What is the difference between a "proper" party and a "necessary" party"?  Judge McGuire spelled out the difference early this week in Cape Hatteras Electric Membership Corp. v. Stevenson, 2014 NCBC 62.

Why should you care about the distinction?  Because Rule 19 of the North Carolina Rules of Civil Procedure says that all "who are united in interest must be joined as plaintiffs or defendants."  In the absence of the joinder of a "necessary" party a valid judgment cannot be rendered.

But, as Judge McGuire held:

[a] party is not a necessary party simply because a pending action might have some impact on the party’s rights, or otherwise affect the party.

Op. ¶10.

Instead, a person whose interests "may be affected by a decree, but whose presence is not essential in order for the court to adjudicate the rights of others is a ‘proper’ party, but not a necessary party."  Op. ¶10.

By now you are looking for some context.  The Defendants in the case before Judge McGuire were members of the Plaintiff corporation, an electric membership corporation per G.S. Chapter 117.  The corporation’s Bylaws required its members to consent to the relocation of electrical transmission lines running over their property.  The Defendants had agreed, as a condition of their membership, to be bound by the Bylaws of the corporation.  So had all of the other hundreds of members of the corporation.

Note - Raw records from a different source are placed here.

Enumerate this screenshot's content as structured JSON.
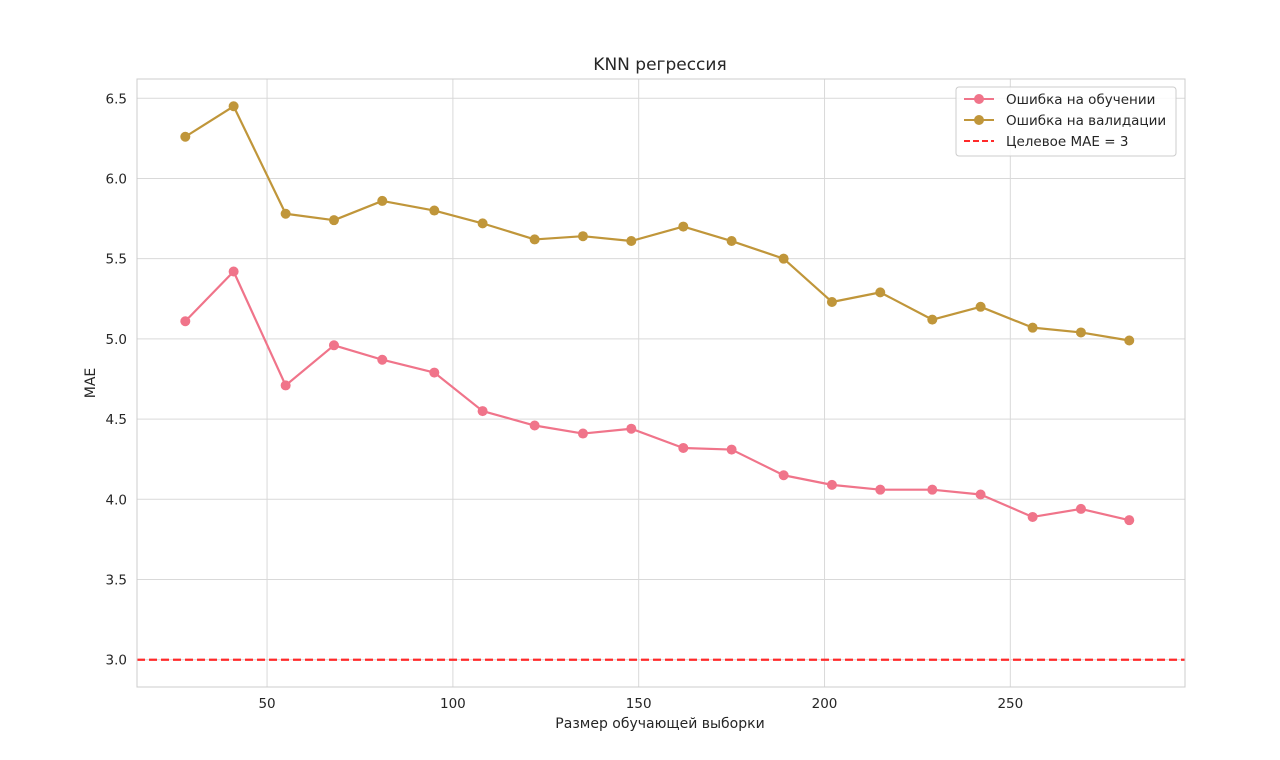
{
  "chart_data": {
    "type": "line",
    "title": "KNN регрессия",
    "xlabel": "Размер обучающей выборки",
    "ylabel": "MAE",
    "xlim": [
      15,
      297
    ],
    "ylim": [
      2.83,
      6.62
    ],
    "xticks": [
      50,
      100,
      150,
      200,
      250
    ],
    "yticks": [
      3.0,
      3.5,
      4.0,
      4.5,
      5.0,
      5.5,
      6.0,
      6.5
    ],
    "grid": true,
    "legend_position": "top-right",
    "x": [
      28,
      41,
      55,
      68,
      81,
      95,
      108,
      122,
      135,
      148,
      162,
      175,
      189,
      202,
      215,
      229,
      242,
      256,
      269,
      282
    ],
    "series": [
      {
        "name": "Ошибка на обучении",
        "color": "#f0748a",
        "marker": "circle",
        "values": [
          5.11,
          5.42,
          4.71,
          4.96,
          4.87,
          4.79,
          4.55,
          4.46,
          4.41,
          4.44,
          4.32,
          4.31,
          4.15,
          4.09,
          4.06,
          4.06,
          4.03,
          3.89,
          3.94,
          3.87
        ]
      },
      {
        "name": "Ошибка на валидации",
        "color": "#c0963a",
        "marker": "circle",
        "values": [
          6.26,
          6.45,
          5.78,
          5.74,
          5.86,
          5.8,
          5.72,
          5.62,
          5.64,
          5.61,
          5.7,
          5.61,
          5.5,
          5.23,
          5.29,
          5.12,
          5.2,
          5.07,
          5.04,
          4.99
        ]
      }
    ],
    "reference_lines": [
      {
        "name": "Целевое MAE = 3",
        "y": 3.0,
        "color": "#ff2a2a",
        "style": "dashed"
      }
    ]
  }
}
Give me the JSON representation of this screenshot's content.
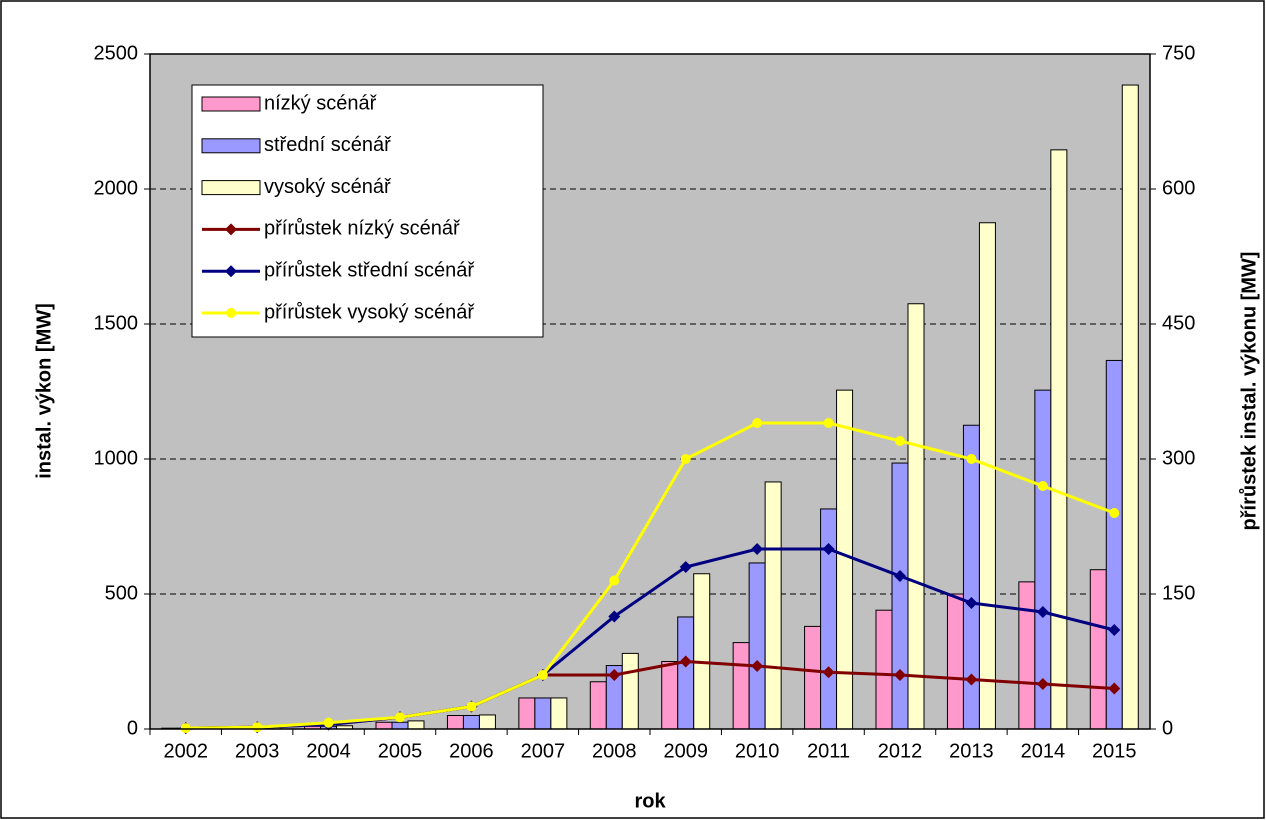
{
  "chart_data": {
    "type": "bar",
    "categories": [
      "2002",
      "2003",
      "2004",
      "2005",
      "2006",
      "2007",
      "2008",
      "2009",
      "2010",
      "2011",
      "2012",
      "2013",
      "2014",
      "2015"
    ],
    "series": [
      {
        "name": "nízký scénář",
        "type": "bar",
        "color": "#ff99cc",
        "values": [
          3,
          5,
          10,
          25,
          50,
          115,
          175,
          250,
          320,
          380,
          440,
          500,
          545,
          590
        ]
      },
      {
        "name": "střední scénář",
        "type": "bar",
        "color": "#9999ff",
        "values": [
          3,
          5,
          10,
          25,
          50,
          115,
          235,
          415,
          615,
          815,
          985,
          1125,
          1255,
          1365
        ]
      },
      {
        "name": "vysoký scénář",
        "type": "bar",
        "color": "#ffffcc",
        "values": [
          3,
          5,
          12,
          30,
          52,
          115,
          280,
          575,
          915,
          1255,
          1575,
          1875,
          2145,
          2385
        ]
      },
      {
        "name": "přírůstek nízký scénář",
        "type": "line",
        "axis": "y2",
        "marker": "diamond",
        "color": "#800000",
        "values": [
          1,
          2,
          5,
          13,
          25,
          60,
          60,
          75,
          70,
          63,
          60,
          55,
          50,
          45
        ]
      },
      {
        "name": "přírůstek střední scénář",
        "type": "line",
        "axis": "y2",
        "marker": "diamond",
        "color": "#000080",
        "values": [
          1,
          2,
          5,
          13,
          25,
          60,
          125,
          180,
          200,
          200,
          170,
          140,
          130,
          110
        ]
      },
      {
        "name": "přírůstek vysoký scénář",
        "type": "line",
        "axis": "y2",
        "marker": "circle",
        "color": "#ffff00",
        "values": [
          1,
          2,
          7,
          13,
          25,
          60,
          165,
          300,
          340,
          340,
          320,
          300,
          270,
          240
        ]
      }
    ],
    "xlabel": "rok",
    "ylabel": "instal. výkon  [MW]",
    "y2label": "přírůstek instal. výkonu  [MW]",
    "ylim": [
      0,
      2500
    ],
    "yticks": [
      0,
      500,
      1000,
      1500,
      2000,
      2500
    ],
    "y2lim": [
      0,
      750
    ],
    "y2ticks": [
      0,
      150,
      300,
      450,
      600,
      750
    ],
    "grid": true,
    "legend": "upper left",
    "plot_background": "#c0c0c0"
  }
}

When the Defendants refused to allow the relocation of a transmission line running over their property, they were sued by the corporation.  The Defendants, in their Motion for dismissal per NC Rule of Civil Procedure 12(b)(7) (for failure to join a "necessary party"), argued that all of the corporation’s hundreds of members were necessary parties to the action, because the Court’s ruling interpreting the Bylaws would affect all of the members.

Judge McGuire didn’t buy that argument.  Although he said that a judgment in the case before him could "in some sense" affect the rights of the members who hadn’t been joined, it would "not deprive them of any rights."  Op. ¶14.  Moreover, he observed that there was no existing controversy with the other members, and that joining them as parties might put the Court in the impermissible position of issuing an advisory opinion.  Op. ¶14 & n.7.

Judge McGuire, after denying the Motion to Dismiss, said that the other members of the corporation could intervene in the case, subject to his discretion.  Op. Par. 14.